En effet, vous avez raison , pourquoi "que"?
Ecrit par : . | 07.05.2007
"c’est l’Un au contraire qui est inscrit dans le multiple de chaque individu. "
Ce qui relativise l'individualité...La personne serait illusion. Maya... C'est curieux de se dire que d'une certaine manière, au bout des logiques de l'UN et de l'Être
ontologiques, culmine en dernier ressort le non-être, puisqu'Un, indifférencié...Et par conséquent sans témoin de soi-même, seul, c'est à dire une abstraction sans relation réèlle, sans dialogue, sans futur, passé, centre, autre. Une nuit dont même le noir se serait retiré...
("Et Dieu dit: Que la lumière...")
La distinction, l'altérité, le responsabilité.
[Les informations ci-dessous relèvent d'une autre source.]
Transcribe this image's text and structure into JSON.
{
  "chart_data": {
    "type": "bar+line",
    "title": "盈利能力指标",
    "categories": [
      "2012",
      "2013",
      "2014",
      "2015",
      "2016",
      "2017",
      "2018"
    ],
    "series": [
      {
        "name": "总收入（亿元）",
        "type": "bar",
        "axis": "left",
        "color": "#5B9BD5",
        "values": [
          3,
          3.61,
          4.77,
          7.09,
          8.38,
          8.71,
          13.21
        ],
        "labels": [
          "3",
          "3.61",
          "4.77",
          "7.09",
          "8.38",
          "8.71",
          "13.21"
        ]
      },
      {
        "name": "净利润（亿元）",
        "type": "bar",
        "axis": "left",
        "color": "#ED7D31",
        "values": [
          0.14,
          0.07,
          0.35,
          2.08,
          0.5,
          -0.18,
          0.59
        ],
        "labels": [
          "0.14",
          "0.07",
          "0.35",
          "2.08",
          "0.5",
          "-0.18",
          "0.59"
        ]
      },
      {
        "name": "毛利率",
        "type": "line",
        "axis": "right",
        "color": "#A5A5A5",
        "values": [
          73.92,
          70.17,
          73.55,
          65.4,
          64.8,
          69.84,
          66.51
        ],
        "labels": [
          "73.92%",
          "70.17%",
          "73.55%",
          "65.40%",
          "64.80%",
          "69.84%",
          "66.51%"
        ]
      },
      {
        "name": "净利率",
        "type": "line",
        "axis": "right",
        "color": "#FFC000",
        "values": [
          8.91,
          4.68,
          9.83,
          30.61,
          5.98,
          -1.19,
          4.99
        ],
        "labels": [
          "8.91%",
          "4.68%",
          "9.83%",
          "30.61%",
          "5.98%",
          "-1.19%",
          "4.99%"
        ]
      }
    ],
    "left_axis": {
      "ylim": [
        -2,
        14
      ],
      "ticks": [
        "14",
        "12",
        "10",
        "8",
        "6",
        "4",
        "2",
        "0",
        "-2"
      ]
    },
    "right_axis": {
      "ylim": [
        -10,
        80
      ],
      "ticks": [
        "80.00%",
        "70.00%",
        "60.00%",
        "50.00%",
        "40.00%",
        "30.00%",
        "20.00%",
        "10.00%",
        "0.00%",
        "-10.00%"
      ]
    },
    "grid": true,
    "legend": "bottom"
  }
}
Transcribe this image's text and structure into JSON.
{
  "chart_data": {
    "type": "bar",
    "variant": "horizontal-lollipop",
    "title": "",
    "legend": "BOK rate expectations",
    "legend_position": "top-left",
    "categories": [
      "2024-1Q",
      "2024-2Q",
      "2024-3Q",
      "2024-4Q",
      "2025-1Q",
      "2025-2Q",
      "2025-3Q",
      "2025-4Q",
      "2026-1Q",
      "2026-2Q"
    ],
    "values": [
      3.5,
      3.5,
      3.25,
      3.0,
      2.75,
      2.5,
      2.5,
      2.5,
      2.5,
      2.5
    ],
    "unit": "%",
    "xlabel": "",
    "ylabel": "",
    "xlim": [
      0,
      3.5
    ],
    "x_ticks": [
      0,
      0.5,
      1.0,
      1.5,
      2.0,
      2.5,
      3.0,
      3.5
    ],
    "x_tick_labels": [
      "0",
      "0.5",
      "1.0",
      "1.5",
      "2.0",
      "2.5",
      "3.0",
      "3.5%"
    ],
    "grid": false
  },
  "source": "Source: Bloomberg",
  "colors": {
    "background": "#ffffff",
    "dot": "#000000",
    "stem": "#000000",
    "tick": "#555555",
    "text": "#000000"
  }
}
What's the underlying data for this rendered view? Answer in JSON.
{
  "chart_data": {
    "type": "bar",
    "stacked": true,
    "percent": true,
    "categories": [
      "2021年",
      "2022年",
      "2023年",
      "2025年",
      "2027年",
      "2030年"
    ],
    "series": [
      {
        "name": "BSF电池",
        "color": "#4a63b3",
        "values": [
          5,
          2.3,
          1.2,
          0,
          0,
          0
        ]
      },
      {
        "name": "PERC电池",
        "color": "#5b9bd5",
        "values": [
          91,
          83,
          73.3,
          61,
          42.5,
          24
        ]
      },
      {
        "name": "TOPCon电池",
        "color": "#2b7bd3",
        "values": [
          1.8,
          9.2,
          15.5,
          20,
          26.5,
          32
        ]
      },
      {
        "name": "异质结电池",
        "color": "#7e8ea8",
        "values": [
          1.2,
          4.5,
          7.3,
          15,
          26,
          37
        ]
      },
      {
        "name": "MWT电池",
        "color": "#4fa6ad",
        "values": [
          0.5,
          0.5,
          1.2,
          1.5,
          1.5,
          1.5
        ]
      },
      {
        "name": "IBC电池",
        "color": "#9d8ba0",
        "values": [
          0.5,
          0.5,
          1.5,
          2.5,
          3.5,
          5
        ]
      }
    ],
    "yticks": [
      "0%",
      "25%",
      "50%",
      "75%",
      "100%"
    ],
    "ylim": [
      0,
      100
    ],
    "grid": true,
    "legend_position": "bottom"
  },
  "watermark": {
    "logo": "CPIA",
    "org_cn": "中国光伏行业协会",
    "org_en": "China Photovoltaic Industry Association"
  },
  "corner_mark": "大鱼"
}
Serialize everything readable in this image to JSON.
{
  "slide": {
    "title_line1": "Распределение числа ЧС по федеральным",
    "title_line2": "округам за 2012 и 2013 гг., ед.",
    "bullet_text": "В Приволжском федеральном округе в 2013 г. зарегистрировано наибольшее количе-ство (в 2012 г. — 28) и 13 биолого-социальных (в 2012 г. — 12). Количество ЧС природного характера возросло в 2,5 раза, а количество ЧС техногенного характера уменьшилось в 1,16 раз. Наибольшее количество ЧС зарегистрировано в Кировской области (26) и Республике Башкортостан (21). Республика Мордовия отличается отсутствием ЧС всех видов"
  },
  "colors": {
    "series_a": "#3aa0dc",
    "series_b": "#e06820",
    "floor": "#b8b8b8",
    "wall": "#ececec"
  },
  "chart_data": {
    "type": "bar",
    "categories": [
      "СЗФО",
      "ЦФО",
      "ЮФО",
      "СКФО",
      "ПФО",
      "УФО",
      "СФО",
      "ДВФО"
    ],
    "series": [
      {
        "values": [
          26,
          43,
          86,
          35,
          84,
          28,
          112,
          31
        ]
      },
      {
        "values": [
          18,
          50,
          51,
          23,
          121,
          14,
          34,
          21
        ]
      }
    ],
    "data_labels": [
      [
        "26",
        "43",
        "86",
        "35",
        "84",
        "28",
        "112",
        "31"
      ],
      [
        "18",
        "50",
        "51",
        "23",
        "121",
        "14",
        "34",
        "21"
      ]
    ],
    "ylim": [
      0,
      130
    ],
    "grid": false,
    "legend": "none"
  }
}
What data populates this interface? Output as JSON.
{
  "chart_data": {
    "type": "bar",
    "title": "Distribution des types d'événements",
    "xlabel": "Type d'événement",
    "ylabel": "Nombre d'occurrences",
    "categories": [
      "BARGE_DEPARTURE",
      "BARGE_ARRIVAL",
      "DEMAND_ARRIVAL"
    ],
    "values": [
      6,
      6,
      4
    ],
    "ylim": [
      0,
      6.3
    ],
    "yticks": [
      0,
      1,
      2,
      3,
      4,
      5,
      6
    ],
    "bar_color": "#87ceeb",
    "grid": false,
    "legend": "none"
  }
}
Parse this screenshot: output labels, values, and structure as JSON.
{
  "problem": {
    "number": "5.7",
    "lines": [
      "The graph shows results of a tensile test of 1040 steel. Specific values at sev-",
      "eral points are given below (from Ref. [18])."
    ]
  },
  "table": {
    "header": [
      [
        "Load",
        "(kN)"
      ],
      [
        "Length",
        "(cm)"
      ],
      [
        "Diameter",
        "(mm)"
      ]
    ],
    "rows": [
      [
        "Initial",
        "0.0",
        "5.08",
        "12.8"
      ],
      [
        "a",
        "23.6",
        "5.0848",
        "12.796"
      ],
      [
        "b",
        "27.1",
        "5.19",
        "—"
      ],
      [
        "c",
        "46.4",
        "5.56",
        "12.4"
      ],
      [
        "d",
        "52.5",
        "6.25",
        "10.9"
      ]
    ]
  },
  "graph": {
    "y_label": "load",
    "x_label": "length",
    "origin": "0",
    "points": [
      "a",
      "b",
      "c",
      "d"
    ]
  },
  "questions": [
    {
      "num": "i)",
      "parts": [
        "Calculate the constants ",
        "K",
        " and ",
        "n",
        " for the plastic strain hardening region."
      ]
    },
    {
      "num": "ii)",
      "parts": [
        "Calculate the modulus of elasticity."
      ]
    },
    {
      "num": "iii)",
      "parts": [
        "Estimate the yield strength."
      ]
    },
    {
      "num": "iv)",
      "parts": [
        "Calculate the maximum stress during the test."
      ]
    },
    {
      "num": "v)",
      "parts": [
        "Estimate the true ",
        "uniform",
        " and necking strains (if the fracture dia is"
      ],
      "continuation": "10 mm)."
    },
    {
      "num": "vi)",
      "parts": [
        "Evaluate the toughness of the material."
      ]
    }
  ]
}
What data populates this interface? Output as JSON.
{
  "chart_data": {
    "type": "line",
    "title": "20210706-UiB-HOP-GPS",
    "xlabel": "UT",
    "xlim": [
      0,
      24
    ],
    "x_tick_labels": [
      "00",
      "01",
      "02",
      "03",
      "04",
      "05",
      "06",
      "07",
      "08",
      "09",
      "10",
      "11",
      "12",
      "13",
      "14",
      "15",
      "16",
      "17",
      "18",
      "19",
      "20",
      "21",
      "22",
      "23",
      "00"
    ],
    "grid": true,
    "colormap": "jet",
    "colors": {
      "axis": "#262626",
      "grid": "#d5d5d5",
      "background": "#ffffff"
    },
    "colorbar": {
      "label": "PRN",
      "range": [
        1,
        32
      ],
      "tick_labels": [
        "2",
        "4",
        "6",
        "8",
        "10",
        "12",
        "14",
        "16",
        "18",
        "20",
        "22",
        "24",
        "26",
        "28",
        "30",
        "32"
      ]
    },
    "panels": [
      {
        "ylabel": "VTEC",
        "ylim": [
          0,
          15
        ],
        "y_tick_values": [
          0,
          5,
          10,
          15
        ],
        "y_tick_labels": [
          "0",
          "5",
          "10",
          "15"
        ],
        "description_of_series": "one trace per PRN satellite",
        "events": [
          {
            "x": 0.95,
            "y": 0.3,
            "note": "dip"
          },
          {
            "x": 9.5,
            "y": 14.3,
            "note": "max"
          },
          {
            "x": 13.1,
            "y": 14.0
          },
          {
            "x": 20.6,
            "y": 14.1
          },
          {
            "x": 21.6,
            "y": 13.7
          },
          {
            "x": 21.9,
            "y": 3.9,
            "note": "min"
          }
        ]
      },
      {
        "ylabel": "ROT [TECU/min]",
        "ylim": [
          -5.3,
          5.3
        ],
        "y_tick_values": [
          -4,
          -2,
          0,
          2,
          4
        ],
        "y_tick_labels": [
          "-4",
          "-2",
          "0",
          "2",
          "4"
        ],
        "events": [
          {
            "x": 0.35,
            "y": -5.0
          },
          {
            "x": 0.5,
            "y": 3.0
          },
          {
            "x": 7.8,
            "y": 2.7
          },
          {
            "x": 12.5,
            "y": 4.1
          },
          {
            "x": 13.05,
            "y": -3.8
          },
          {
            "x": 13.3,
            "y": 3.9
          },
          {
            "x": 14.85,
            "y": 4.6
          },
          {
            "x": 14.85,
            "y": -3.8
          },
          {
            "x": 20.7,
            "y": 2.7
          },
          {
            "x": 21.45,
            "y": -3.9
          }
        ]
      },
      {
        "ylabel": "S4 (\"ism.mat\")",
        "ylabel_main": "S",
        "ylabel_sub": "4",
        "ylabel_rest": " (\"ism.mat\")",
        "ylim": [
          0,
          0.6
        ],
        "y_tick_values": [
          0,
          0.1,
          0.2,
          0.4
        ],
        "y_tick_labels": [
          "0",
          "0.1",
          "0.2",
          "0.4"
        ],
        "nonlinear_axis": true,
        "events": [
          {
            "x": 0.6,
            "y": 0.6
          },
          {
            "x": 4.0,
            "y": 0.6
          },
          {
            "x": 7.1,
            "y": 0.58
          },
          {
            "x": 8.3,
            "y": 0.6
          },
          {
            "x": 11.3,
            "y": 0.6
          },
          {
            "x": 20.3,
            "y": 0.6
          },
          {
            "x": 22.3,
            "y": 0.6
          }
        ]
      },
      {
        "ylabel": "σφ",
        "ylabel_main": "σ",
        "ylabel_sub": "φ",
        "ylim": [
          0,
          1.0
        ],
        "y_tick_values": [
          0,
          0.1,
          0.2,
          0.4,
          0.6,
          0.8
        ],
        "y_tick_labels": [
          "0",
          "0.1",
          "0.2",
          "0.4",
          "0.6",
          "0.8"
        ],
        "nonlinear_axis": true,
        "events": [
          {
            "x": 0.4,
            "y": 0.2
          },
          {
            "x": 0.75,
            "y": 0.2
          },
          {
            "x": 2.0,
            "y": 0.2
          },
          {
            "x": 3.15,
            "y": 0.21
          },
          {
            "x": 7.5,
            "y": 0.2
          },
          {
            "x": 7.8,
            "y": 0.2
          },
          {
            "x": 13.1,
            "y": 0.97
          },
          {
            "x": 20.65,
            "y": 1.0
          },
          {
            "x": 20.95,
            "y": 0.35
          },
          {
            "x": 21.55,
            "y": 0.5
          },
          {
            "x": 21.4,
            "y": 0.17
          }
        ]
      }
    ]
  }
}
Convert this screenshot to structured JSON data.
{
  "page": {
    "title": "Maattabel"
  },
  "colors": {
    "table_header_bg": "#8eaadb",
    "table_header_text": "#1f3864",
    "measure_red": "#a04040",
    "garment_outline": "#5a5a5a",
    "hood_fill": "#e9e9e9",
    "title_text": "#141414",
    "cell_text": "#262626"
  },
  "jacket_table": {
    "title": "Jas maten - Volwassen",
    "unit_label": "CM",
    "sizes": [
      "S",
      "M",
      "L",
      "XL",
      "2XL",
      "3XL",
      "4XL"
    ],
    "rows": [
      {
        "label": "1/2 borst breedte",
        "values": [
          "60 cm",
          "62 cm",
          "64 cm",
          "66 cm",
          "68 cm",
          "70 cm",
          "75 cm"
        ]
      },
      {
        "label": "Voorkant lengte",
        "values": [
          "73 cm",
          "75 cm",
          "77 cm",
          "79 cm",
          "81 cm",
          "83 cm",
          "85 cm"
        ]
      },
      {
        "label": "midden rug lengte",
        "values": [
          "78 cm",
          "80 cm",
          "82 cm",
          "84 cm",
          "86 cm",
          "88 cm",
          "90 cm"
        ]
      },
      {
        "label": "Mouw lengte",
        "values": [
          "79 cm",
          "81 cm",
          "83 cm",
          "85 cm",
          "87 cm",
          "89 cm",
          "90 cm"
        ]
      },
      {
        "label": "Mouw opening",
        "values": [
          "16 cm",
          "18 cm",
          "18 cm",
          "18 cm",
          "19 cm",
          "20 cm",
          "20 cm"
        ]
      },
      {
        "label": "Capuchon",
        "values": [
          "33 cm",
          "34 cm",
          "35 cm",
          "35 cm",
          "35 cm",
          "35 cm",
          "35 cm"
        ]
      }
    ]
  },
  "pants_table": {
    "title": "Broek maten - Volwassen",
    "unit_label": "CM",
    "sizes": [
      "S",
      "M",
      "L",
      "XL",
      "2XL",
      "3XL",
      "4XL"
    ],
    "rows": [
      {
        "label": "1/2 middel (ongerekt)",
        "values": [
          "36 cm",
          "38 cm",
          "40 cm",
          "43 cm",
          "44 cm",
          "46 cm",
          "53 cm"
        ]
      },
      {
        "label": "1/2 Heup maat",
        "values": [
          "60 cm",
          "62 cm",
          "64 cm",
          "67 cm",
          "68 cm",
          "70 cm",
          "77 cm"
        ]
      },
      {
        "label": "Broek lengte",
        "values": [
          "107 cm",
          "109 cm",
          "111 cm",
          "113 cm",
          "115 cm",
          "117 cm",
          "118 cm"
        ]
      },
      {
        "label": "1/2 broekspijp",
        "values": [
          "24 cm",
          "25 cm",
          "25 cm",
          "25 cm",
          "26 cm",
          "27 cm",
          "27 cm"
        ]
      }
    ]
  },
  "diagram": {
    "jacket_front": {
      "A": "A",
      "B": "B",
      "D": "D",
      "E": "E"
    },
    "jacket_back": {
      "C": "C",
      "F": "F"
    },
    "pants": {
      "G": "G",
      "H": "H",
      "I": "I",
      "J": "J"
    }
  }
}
Le Tsin Tsoum libérant l'espace divin pour laisser exister l'autre LIBREMENT...
En un lieu où précisément ce que l'être sera nous appartient totalement...L'absence de Dieu--- Prouvant son existence !
Vous voyez la portée du choix Varna...
Ecrit par : joruri | 07.05.2007
Il a bien fallu le nommer le grand inter/dire!
Combien Dieu aura détruit de dieux?
Or, ce sont les dieux qui dialoguent ;-)
Ecrit par : . | 08.05.2007
De la vie active à la vie contemplative
L’ÊTRE PUR DE DIEU
Dieu
LE NUAGE D’INCONNAISSANCE
« Au-dessus de toi en nature, il n’est rien d’autre que Dieu seul »
La vie contemplative supérieure
« C’est au-dessus de soi qu’il est, et sous son Dieu »
op cité : "Le nuage d'inconnaissance".
Je n'ai pas de stratégie ou d'arrière-pensée en citant cet extrait, c'est juste que ça me fait rigoler !
Ecrit par : joruri | 08.05.2007
Marie-Gabrielle > Me parlez-vous là d’une rencontre à venir ? Mes mots prennent alors en effet un autre sens ! Euh… c’est quoi « qcm » ?
Joruri > La Bible me serait plus attractive si elle avait été écrite dans l’esprit de l’œuvre d’Homère. Je serais plus volontiers philologue que fidèle… Comme dit votre ami N., si l’on m’offrait le paradis, je préfèrerais m’asseoir juste au bord ;-)
Non je n’ai pas de vision « édénique », Joruri, et je n’expose ici ou là un passé que pour qu'il vienne grossir un présent fort de l’intervalle… C’est de choix dont je parle et peut-être même déjà dont je dispose.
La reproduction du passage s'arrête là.